Srinagar's anti-begging campaign saves 15 kids
Srinagar's anti-begging campaign saves 15 kids

Srinagar, June 12: On Monday, authorities in Srinagar district conducted an anti-begging raid, during which they rescued at least 15 youngsters. The Labour Department, the Police Department, and the Child Protection Welfare Team all participated in launching the initiative throughout the Srinagar area.
Officials claim that begging was discovered among youngsters as young as eight years old during the drive in the Rajbagh, Hyderpora, and Parimpora neighbourhoods.
Begging was found to be practised by both natives and visitors, with some parents even exposing their children to it.
Other parts of Jammu and Kashmir have also participated in similar efforts. An anti-begging effort has been initiated in the Srinagar district neighbourhoods of Parimpora, Lalchowk, and Rajbagh, according to Harvinder Kour, Director, Mission Vatsalya J&K, according to Greater Kashmir.
She added that at least 15 kids were saved and that 12 of them were returned to their families after receiving therapy. Three kids have been sent to Shalimar and Nowgam shelters.
Only one girl was among the group of 15 kids who were sent to Nowgam’s shelter. The organisation “provides them with food and shelter and even registers them in the schools as well until these children reach the age of 18,” she said.She said that the department had approached the parents of an additional 12 youngsters about enrolling them in school. They have promised not to let their children beg on the streets again, she said.

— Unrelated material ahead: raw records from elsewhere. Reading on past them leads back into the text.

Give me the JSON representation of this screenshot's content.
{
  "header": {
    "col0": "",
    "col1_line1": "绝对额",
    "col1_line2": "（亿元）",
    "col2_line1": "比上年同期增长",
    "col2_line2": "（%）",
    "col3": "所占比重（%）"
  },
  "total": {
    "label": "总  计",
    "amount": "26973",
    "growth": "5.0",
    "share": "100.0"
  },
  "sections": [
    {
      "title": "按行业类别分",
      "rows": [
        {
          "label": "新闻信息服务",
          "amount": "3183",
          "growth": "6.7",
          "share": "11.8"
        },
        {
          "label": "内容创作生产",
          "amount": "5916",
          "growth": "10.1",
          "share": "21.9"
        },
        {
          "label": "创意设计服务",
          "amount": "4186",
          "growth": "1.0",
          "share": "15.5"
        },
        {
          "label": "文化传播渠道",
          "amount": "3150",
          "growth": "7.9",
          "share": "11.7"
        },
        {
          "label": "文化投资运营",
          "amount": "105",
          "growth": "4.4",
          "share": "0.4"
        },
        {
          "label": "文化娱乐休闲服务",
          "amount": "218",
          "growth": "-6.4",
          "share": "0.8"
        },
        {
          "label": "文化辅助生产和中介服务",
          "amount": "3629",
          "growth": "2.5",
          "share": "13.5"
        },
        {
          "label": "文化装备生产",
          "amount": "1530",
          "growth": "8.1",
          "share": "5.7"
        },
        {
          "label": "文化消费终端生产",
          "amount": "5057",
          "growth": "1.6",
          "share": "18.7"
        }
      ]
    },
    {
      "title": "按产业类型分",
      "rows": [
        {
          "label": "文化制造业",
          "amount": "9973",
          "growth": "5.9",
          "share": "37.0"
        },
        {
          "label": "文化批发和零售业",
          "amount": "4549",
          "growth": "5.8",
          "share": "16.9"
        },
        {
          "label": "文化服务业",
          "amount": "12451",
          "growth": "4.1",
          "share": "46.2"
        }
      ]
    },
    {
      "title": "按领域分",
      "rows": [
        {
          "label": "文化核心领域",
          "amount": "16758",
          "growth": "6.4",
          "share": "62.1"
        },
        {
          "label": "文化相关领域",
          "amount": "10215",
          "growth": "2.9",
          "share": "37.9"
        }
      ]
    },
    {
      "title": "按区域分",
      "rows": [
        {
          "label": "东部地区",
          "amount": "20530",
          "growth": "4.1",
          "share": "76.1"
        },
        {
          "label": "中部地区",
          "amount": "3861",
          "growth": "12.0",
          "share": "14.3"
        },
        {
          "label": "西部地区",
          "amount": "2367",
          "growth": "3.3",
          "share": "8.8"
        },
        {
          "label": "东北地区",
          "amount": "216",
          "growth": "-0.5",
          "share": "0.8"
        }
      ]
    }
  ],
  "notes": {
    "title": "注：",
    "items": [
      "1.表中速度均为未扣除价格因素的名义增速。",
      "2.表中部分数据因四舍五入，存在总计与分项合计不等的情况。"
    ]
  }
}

Kaur said that their office has documented the presence of over 280 youngsters living on the streets throughout the whole Union Territory.
More anti-begging campaigns will be launched to prevent these kids from having to resort to begging. We recently held a similar campaign in Jammu, where 20 youngsters were added to our database. We’ve requested that the parents of these kids up to age six enrol them at an anganwadi so they may get poshan. Or else they’ll be automatically enrolled in the schools,” she warned.
The government has provided instructions to the Directorate of Mission Vatsalya for the registration and rehabilitation of street children. The Ministry of Women and Child Development in India has created a programme called Mission Vatsalya with the stated goal of creating a “protective environment for children.”
The Social Welfare Department in J&K runs the programme with the help of the J&K State Child Protection Society. District Child Protection Units (DCPUs) coordinate Mission Vatsalya at the county level with help from Child Welfare Councils (CWCs) and Juvenile Justice Boards (JJBs).
The government of Jammu and Kashmir has been working on a comprehensive strategy for rehabilitating children living on the streets (CISS) since last year. The primary goal of the proposed policy is to identify children living on the streets and provide them with appropriate rehabilitation services, as stated in the accompanying policy analysis.
The proposal suggests rehabilitating these minors in accordance with the Bonded Labour Rehabilitation Scheme of 2016. Specifically, it specified, “A sum of Rs 25000 to be reimbursed to the child in accordance with the provided law,” with Rs 5,000 coming from the District Kid Rehabilitation Fund and Rs 20,000 coming from the employer.